What Can You Do If You Still Have An Old Universal Life Insurance Plan?

The Insurance BarnObviously, there are enough “less-than-honest” insurance agents operating in society.  Between them, the comedians, media and politicians who have slandered my industry in the last few years, it does not surprise me that insurance agents get the same level of respect as used-car salesmen.

I have found that it works better if people like me for who I am before they are repulsed by what I do.  As a result, like I mentioned yesterday, I do not go out of my way to tell people what I do for a living.  I am not ashamed to be an Insurance Counselor but I do not see the need to cause alarm when it is not warranted.


In the 1990s members of my industry earned the reputations all insurance agents now share.  They sold life insurance as if it were a retirement plan rather than for the death benefit it provided.  Universal Life insurance was easier to sell and paid a significantly higher commission than Term Life.

Law suits abounded against many of the Life insurance companies.  At that time, people who purchased Universal Life insurance as a retirement plan were given the opportunity to make adjustments to something more appropriate.


Apparently, not everyone got the memo.  My wife and I were at a dinner party last week with some friends.  One gentleman commented about a Life insurance policy he and his sister are paying for on his father.  The policy is over 30 years old.

I saw no reason to illuminate my friends with my vocation at that time.  However, once a problem with a life insurance policy was brought up, I took the man aside, gave him my card and offered some options for him.

His father did not take advantage of the offer to adjust his policy during the 1990s.  He is now experiencing the troubles that the insurance companies wanted to avoid.


Compared to the millions of policies that were misrepresented by insurance agents in the 1990s as retirement plans, the thousands of old Universal Life insurance plans that still exist are tiny.

If you or a loved one still has one of the old, pre-1990, Universal Life insurance policies, contact an Insurance Agent you trust and have them reviewed.

Those plans were sold at a time when interest rates were in the double-digit area.  Today, interest rates are significantly lower than what was illustrated.  You may find that your policy will lapse or charge you an outrageous premium in the near future.

If you have a plan like that, although your right to return it to your insurance company for adjustment may have expired, you can still trade it in for either a type of insurance that has more guarantees or use what money is still left in it to fund a true retirement plan with an annuity.


(When you are shopping for Life insurance, be careful.  There are still plenty of insurance agents, who do not know any better, who are trying to pass off Universal Life insurance as a retirement or college savings fund.  Universal Life is neither.  Universal Life is a fine Life insurance plan when it is used appropriately.  It is not an investment plan.)

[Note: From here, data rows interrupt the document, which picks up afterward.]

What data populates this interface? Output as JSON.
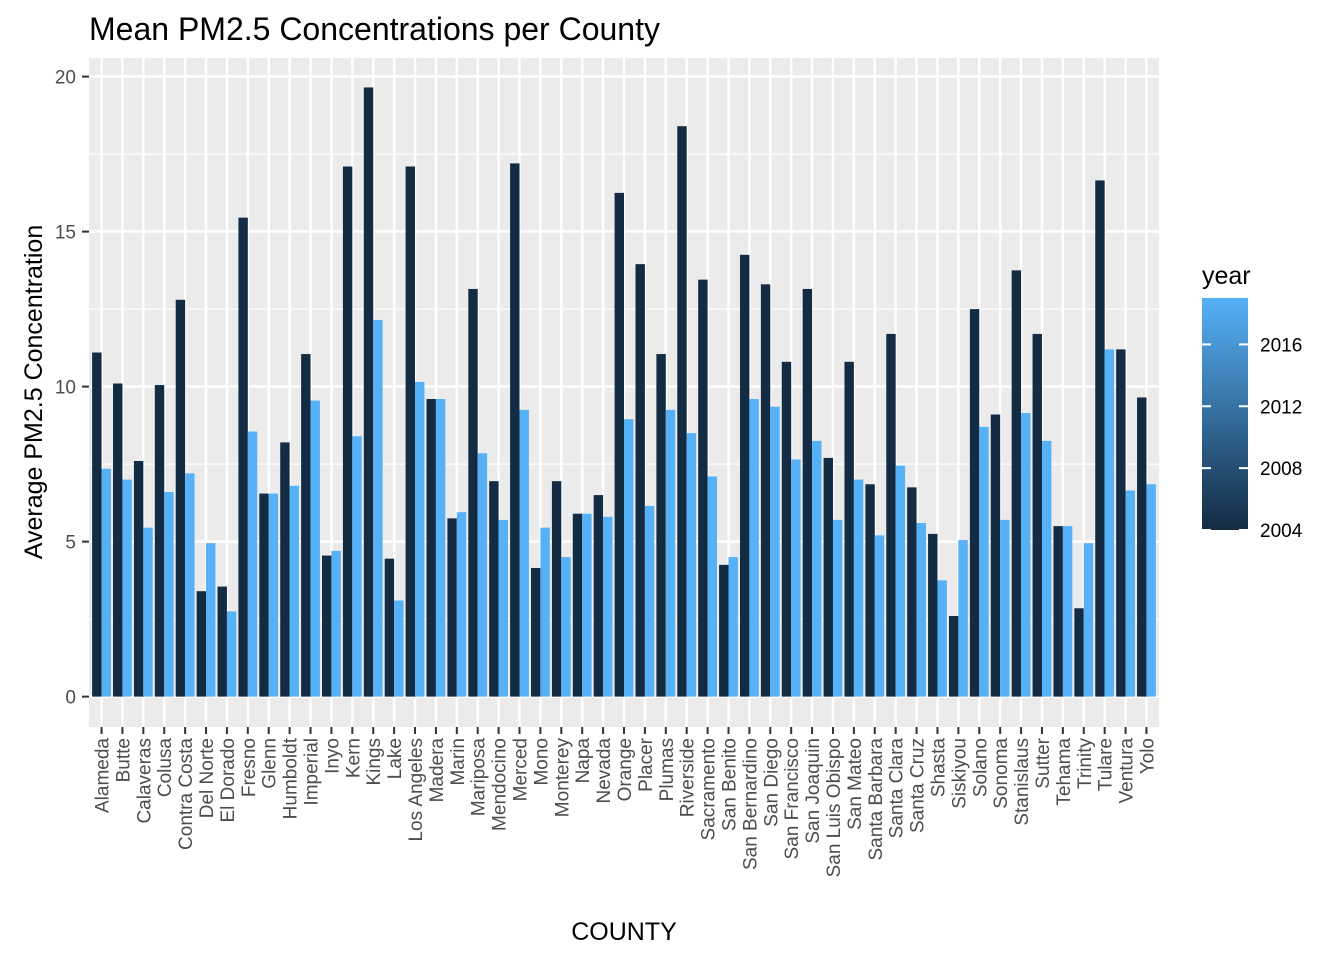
{
  "chart_data": {
    "type": "bar",
    "title": "Mean PM2.5 Concentrations per County",
    "xlabel": "COUNTY",
    "ylabel": "Average PM2.5 Concentration",
    "ylim": [
      -0.98,
      20.6
    ],
    "yticks": [
      0,
      5,
      10,
      15,
      20
    ],
    "ytick_labels": [
      "0",
      "5",
      "10",
      "15",
      "20"
    ],
    "grid": true,
    "bar_position": "dodge",
    "colors": {
      "panel": "#ebebeb",
      "grid": "#ffffff",
      "low": "#132b43",
      "high": "#56b1f7"
    },
    "categories": [
      "Alameda",
      "Butte",
      "Calaveras",
      "Colusa",
      "Contra Costa",
      "Del Norte",
      "El Dorado",
      "Fresno",
      "Glenn",
      "Humboldt",
      "Imperial",
      "Inyo",
      "Kern",
      "Kings",
      "Lake",
      "Los Angeles",
      "Madera",
      "Marin",
      "Mariposa",
      "Mendocino",
      "Merced",
      "Mono",
      "Monterey",
      "Napa",
      "Nevada",
      "Orange",
      "Placer",
      "Plumas",
      "Riverside",
      "Sacramento",
      "San Benito",
      "San Bernardino",
      "San Diego",
      "San Francisco",
      "San Joaquin",
      "San Luis Obispo",
      "San Mateo",
      "Santa Barbara",
      "Santa Clara",
      "Santa Cruz",
      "Shasta",
      "Siskiyou",
      "Solano",
      "Sonoma",
      "Stanislaus",
      "Sutter",
      "Tehama",
      "Trinity",
      "Tulare",
      "Ventura",
      "Yolo"
    ],
    "series": [
      {
        "values": [
          11.1,
          10.1,
          7.6,
          10.05,
          12.8,
          3.4,
          3.55,
          15.45,
          6.55,
          8.2,
          11.05,
          4.55,
          17.1,
          19.65,
          4.45,
          17.1,
          9.6,
          5.75,
          13.15,
          6.95,
          17.2,
          4.15,
          6.95,
          5.9,
          6.5,
          16.25,
          13.95,
          11.05,
          18.4,
          13.45,
          4.25,
          14.25,
          13.3,
          10.8,
          13.15,
          7.7,
          10.8,
          6.85,
          11.7,
          6.75,
          5.25,
          2.6,
          12.5,
          9.1,
          13.75,
          11.7,
          5.5,
          2.85,
          16.65,
          11.2,
          9.65
        ]
      },
      {
        "values": [
          7.35,
          7.0,
          5.45,
          6.6,
          7.2,
          4.95,
          2.75,
          8.55,
          6.55,
          6.8,
          9.55,
          4.7,
          8.4,
          12.15,
          3.1,
          10.15,
          9.6,
          5.95,
          7.85,
          5.7,
          9.25,
          5.45,
          4.5,
          5.9,
          5.8,
          8.95,
          6.15,
          9.25,
          8.5,
          7.1,
          4.5,
          9.6,
          9.35,
          7.65,
          8.25,
          5.7,
          7.0,
          5.2,
          7.45,
          5.6,
          3.75,
          5.05,
          8.7,
          5.7,
          9.15,
          8.25,
          5.5,
          4.95,
          11.2,
          6.65,
          6.85
        ]
      }
    ],
    "legend": {
      "title": "year",
      "type": "colorbar",
      "position": "right",
      "range": [
        2004,
        2019
      ],
      "breaks": [
        2004,
        2008,
        2012,
        2016
      ],
      "labels": [
        "2004",
        "2008",
        "2012",
        "2016"
      ]
    }
  }
}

In September, 2012 another one of the laws that regulate insurance company use of  Universal Life Insurance was modified.  The regulation known as AG-38 requires insurance companies to place more money into reserves in order to pay the death benefit of Universal Life Insurance.  

The initial reaction to the new regulation saw several insurance companies suspend sales for new Universal Life insurance policies until after the first of next year.  Some insurance companies continued to sell Universal Life insurance as if nothing had happened.

If you are considering the purchase of a Universal Life insurance plan, be advised that the premiums for these types of plans are expected to increase by another 20-40% after the first of the year.

Just when I was starting to think that the bugs in Universal Life insurance had been worked out and it was safer to sell, regulations are changing.  Apparently, there are still problems.